Job well done applecruncher.


----------



## SeaBreeze (Jan 15, 2018)

That's good AC, always nice to avoid an unnecessary mess of any kind.  I rarely have to use them, but I have one in my main bathroom with the narrower end to it, and the old fashioned red one in the basement bath.  Both my toilets are older and normal full flush, luckily don't have many problems at all....but I don't look forward to the day when I'm forced to buy the low flush, especially if it's like Pappy said about not taking much paper, in that case my plunger will be working overtime. layful:


----------



## nvtribefan (Jan 15, 2018)

applecruncher said:


> Water was up to rim and I was worried about flooding the floor.



You know to turn the water off at the first sign of a backup, right?


----------



## applecruncher (Jan 15, 2018)

nvtribefan said:


> You know to turn the water off at the first sign of a backup, right?

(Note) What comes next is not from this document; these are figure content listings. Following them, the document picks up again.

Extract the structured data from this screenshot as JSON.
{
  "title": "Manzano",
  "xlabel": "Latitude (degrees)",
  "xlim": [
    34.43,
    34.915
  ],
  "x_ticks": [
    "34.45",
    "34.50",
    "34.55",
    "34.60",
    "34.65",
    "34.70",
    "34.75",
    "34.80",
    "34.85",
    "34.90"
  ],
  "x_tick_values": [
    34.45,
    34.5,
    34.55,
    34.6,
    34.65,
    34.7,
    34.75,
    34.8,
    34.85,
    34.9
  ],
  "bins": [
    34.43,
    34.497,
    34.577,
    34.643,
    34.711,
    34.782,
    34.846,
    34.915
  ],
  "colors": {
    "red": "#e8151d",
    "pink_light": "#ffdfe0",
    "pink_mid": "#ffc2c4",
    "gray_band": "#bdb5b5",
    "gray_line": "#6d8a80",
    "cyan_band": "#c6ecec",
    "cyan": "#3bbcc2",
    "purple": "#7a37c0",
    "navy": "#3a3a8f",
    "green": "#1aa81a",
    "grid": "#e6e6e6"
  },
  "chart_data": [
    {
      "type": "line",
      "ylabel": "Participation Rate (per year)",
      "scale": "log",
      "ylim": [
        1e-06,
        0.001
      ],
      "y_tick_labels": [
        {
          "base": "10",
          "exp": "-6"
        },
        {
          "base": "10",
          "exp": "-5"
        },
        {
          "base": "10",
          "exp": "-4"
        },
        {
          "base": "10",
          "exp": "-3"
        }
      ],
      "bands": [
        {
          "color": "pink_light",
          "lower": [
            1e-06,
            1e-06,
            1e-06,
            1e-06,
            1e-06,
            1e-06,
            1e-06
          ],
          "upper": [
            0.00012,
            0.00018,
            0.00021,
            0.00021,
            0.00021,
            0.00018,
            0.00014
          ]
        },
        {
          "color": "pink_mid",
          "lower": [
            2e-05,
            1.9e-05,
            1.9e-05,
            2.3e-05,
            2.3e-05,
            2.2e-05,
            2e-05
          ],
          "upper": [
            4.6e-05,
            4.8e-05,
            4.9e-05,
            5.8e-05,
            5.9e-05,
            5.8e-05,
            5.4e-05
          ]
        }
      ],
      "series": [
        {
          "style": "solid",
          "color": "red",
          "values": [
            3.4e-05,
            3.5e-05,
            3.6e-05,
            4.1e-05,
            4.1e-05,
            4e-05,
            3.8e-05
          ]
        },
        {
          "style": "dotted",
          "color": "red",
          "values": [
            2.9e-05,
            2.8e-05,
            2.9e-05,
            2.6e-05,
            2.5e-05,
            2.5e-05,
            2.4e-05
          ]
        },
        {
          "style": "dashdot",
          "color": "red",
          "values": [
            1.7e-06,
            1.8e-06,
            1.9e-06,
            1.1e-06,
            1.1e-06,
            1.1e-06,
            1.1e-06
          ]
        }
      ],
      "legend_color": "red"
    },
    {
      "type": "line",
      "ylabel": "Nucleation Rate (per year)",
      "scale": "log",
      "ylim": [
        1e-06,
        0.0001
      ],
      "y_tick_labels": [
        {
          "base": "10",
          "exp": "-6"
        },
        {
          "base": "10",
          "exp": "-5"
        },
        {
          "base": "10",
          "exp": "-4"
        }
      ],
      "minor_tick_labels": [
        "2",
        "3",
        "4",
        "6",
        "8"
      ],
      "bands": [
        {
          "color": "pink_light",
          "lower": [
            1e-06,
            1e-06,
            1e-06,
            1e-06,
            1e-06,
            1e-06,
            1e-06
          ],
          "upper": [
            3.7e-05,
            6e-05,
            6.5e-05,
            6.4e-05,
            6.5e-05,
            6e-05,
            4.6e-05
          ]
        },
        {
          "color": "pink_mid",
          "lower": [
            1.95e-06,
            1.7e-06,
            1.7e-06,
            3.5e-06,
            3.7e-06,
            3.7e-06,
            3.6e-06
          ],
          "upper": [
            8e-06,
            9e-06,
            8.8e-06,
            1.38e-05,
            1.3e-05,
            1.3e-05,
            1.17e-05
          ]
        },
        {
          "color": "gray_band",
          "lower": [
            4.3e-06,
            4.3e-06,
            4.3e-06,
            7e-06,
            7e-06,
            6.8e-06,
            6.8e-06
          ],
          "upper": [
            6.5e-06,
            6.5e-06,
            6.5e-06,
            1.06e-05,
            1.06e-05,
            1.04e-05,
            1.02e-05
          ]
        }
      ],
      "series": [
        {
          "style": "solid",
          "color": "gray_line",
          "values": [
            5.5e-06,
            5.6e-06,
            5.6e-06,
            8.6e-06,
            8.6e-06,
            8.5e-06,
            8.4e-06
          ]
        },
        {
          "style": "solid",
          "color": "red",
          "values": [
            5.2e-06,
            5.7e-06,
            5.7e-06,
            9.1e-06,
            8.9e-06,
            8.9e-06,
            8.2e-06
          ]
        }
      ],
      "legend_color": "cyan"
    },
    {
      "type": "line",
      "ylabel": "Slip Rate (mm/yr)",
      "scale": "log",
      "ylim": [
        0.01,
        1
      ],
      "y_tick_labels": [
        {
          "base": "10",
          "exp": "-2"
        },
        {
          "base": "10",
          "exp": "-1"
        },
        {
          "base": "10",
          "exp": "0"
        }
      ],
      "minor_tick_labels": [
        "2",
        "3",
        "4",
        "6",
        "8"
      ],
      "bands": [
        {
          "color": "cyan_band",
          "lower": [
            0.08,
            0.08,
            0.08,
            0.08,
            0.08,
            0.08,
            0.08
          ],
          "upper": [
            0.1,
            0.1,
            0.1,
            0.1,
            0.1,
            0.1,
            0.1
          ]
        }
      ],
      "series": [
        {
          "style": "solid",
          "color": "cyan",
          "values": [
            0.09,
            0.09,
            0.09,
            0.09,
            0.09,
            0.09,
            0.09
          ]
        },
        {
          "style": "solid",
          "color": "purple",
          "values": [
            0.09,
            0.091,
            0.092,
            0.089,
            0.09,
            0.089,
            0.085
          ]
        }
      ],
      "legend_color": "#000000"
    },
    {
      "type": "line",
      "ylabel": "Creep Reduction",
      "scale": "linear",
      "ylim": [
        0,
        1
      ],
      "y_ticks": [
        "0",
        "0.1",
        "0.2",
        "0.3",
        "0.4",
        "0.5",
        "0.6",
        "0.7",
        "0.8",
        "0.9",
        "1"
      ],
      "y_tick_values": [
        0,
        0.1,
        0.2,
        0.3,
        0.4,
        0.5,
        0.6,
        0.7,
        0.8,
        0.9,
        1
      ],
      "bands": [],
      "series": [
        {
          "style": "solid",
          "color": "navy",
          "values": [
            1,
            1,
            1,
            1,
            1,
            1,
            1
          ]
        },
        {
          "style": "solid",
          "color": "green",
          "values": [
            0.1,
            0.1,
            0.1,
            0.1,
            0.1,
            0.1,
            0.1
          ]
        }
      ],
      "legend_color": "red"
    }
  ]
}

No, didn't do that.  You mean the valve at back of toilet?   (taking notes)

Also looked at some YouTube videos .....a few said before getting out the plunger try dish washing liquid & hot water.


----------



## nvtribefan (Jan 15, 2018)

applecruncher said:


> No, didn't do that.  You mean the valve at back of toilet?   (taking notes)



Yes.  Good to know in case of a leak or break.


----------



## Manatee (Jan 30, 2018)

It is good to train _everyone _in the household that if you are not actively using the toilet, the _lid _is to be closed.  That way you don't have to participate in fishing expeditions for dentures, eyeglasses, toothbrushes cell phones, etc.


----------



## applecruncher (Jan 30, 2018)

Also people should keep a good quality plunger in each bathroom. Never know when a visitor/guest might need it. 

I've read that dishwashing detergent and a gallon of hot water will usually clear the clog.


----------



## applecruncher (May 27, 2019)

:bump:   Resurrecting...

Had to do it again - this time wasn't "messy" but water overflowed...lots of mopping. (I forgot to turn off water valve like nvtribefan advised)

I was really frustrated, but suddenly...YAY!!  :grin:


----------